Delle Sonate "per organo" di Carl Philipp esistono diverse interpretazioni, tutte molto apprezzabili e tutte, ovviamente, realizzate su strumenti storici di tipo germanico (una delle migliori riteniamo sia ancora quella di Kei Koïto, realizzata nell'ormai lontano 1991 alle tastiere del fantastico Holzhey di Weissenau) e non ci eravamo mai posti il problema di come avrebbero potuto suonare queste opere su un nostrano e poderoso Serassi.
Davide Pozzi si è posto il problema e lo ha risolto splendidamente proponendoci queste opere su di un organo che fu costruito solamente dieci anni dopo la morte di Carl Philipp e, quindi, praticamente coevo. Diciamo che, personalmente, già dalle prime note siamo rimasti affascinati di quanto questa musica sia "perfetta" per le nostre sonorità e da quanto questo genere di strumenti, che noi siamo abituati ad ascoltare dare il meglio di loro nella musica ottocentesca italiana, rivelino una particolare attitudine timbrico-fonica a sottolineare proprio il carattere "protoromantico" di queste Sonate; il risultato è, per certi versi, affascinante e dobbiamo dire che, complice anche l'interpretazione di Pozzi, siamo riusciti a scoprire anche diverse particolarità musicali che in precedenza ci erano sfuggite.
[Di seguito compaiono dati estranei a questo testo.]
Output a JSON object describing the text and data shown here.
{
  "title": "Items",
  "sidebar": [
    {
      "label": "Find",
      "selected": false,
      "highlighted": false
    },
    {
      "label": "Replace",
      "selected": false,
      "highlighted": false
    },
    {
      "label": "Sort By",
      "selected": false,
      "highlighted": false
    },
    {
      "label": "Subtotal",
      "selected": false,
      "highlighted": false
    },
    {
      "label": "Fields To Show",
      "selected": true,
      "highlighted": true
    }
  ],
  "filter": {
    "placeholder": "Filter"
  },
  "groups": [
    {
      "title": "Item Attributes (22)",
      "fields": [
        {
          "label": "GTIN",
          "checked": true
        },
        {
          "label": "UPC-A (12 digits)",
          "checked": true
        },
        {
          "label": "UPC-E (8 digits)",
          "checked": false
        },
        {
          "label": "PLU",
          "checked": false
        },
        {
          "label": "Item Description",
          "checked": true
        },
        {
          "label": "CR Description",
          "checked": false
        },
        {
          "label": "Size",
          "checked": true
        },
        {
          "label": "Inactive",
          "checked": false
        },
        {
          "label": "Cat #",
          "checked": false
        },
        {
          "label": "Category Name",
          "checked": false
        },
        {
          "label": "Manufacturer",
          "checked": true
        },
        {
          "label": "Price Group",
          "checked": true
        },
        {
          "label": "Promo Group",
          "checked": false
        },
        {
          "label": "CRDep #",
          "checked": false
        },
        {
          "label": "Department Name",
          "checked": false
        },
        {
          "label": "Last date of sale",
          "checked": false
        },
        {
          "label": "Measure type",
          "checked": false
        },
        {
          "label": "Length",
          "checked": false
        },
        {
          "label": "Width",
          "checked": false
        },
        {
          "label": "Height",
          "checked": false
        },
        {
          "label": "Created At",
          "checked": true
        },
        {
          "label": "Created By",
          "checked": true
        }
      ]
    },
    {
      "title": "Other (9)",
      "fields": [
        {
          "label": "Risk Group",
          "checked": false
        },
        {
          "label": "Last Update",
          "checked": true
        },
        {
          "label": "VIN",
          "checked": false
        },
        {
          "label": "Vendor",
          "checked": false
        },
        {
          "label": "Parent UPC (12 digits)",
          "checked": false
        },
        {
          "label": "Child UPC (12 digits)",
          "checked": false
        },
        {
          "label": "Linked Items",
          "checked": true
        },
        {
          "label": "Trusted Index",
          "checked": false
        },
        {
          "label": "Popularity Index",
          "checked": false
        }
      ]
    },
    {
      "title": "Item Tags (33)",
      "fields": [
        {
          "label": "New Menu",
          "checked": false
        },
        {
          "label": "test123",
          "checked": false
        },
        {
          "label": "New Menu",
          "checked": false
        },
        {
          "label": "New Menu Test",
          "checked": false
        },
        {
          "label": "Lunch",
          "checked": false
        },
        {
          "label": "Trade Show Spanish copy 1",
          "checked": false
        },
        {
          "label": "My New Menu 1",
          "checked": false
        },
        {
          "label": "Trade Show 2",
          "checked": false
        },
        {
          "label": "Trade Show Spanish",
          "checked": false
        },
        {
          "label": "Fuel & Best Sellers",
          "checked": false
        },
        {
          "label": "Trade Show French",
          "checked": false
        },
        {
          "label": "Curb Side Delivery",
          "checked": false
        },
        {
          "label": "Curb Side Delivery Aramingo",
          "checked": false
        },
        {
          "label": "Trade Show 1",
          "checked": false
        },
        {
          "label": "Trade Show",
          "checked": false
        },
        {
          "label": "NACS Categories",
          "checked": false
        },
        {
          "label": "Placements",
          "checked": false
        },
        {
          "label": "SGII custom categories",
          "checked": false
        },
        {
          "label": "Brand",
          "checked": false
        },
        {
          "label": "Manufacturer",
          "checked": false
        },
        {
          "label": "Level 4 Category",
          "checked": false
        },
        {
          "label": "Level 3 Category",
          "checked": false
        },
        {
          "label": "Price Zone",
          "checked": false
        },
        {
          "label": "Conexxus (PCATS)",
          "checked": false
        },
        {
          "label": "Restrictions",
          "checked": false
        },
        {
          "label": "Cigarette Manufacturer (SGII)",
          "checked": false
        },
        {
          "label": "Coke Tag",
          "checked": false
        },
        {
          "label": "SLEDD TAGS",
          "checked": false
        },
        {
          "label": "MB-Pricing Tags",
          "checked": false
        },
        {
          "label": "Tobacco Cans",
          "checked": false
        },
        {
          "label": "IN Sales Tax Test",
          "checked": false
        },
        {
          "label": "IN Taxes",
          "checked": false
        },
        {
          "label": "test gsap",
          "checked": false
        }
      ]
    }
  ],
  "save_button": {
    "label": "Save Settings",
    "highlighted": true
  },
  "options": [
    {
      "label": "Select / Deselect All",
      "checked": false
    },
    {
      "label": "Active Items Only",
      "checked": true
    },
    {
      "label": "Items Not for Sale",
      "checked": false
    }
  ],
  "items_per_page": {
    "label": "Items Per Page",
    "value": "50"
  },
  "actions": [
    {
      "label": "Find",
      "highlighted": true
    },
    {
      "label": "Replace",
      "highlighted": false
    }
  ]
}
Davide Pozzi è uno "specialista" di questa musica. Diplomato in tastiere storiche, organo e composizione organistica a Milano, cembalista di rinomanza mondiale, acclamato sia come solista che in concerto con orchestra e formazioni strumentali, egli si è distinto per le sue splendide interpretazioni bachiane, che ha anche inciso per diverse case discografiche. Docente presso i Conservatori di Cesena e Pesaro, Davide Pozzi si rivela qui, senza alcun dubbio, l'interprete italiano più adatto per celebrare un matrimonio importante come quello tra la musica del secondogenito di Bach ed uno splendido organo italiano preottocentesco. Tecnica cembalistica splendida, tanto rigorosa quanto brillante (e qui ritroviamo in toto le precrizioni che lo stesso Carl Philipp Emanuel Bach rivolgeva ai musicisti nel suo Versuch über die wahre Art das Clavier zu spielen), interpretazione vigorosa, talora sanguigna ma sempre delicata e di spettacolare dolcezza nei movimenti di carattere più intimistico, virtuosismo di grande spessore e di carattere schiettamente barocco, mai esasperato e sempre finalizzato ad un'esecuzione filologicamente rigorosissima, grande padronanza dello strumento ed una particolarissima sensibilità interpretativa sono gli ingredienti che egli mette in campo per una produzione discografica che abbiamo apprezzato in modo particolare.
La decisione della costruzione dell'organo della chiesa dei SS.Nazario e Celso di Urgnano fu presa nel 1786, cioè due anni prima della morte di Carl Philipp Emanuel Bach, ma lo strumento fu realizzato solo nel 1798 ad opera di quello che è considerato uno dei maggiori organari italiani di quell'epoca, Giuseppe Serassi, il quale realizzò un'organo davvero imponente. Esso aveva infatti (ed ha ancora) un Principale reale di 32 piedi al Grande Organo, una piramide del Ripieno che comprende ben quindici file (a partire dalla Duodecima), una nutrita serie di Flauti, posizionati soprattutto all'Organo Eco, ed un'imponente batteria di ancie equamente distribuite tra i manuali e la pedaliera. Il tutto su due tastiere di 62 note con prima ottava corta e pedaliera a leggìo di 18 note di cui dodici reali. Come si vede, si tratta di uno strumento davvero imponente, che fu però "riformato" da Rotelli nel 1930; in quell'occasione Rotelli adottò una trasmissione pneumatica, mise una consolle in presbiterio e spostò le canne dell'Organo Eco in coro, falsando inoltre tutta l'intonazione e l'accordatura. Nello scorso anno 2013 l'organo è stato restaurato (e ricostruito nelle parti mancanti) da Zanin, il quale lo ha pressochè riportato alle condizioni originali di costruzione, compresa la riadozione dell'originale temperamento inequabile ad un sesto di comma sintonico pur mantenendo il corista a 440 Hz.. Inutile dire che le timbriche splendide, perfettamente calibrate da Davide Pozzi in questa incisione, di questo capolavoro dell'organaria italiana sono un valore aggiunto di grande significanza che aggiungono un particolare fascino alle splendide sonate di Carl Philipp Emanuel Bach.
L'incisione è stata effettuata nel Novembre dello scorso anno 2013 dalle abili mani di Federico Savio, di cui non ci stancheremo mai di sottolineare la bravura e la sensibilità con cui riesce a rendere anche le più minime sfumature timbrico-foniche dagli strumenti di cui cattura la voce in modo assolutamente impeccabile e che danno ad ogni sua incisione una caratteristica di fedeltà e di raffinatezza del tutto particolare. Curatissimo, come sempre, il lavoro di editing e post-produzione; molto curato anche il libretto a corredo, nelle cui 12 pagine troviamo un'esauriente presentazione delle opere a cura dell'organista ed un'accurata descrizione storico-tecnica dello strumento a cura di Federico Lorenzani, quest'ultima presentata anche in lingua inglese.
Il disco è stato prodotto dall'Associazione Culturale "Giuseppe Serassi" di Guastalla ed è sicuramente una delle produzioni discografiche più interessanti attualmente sul mercato; lo consigliamo con vero piacere ai nostri amici lettori.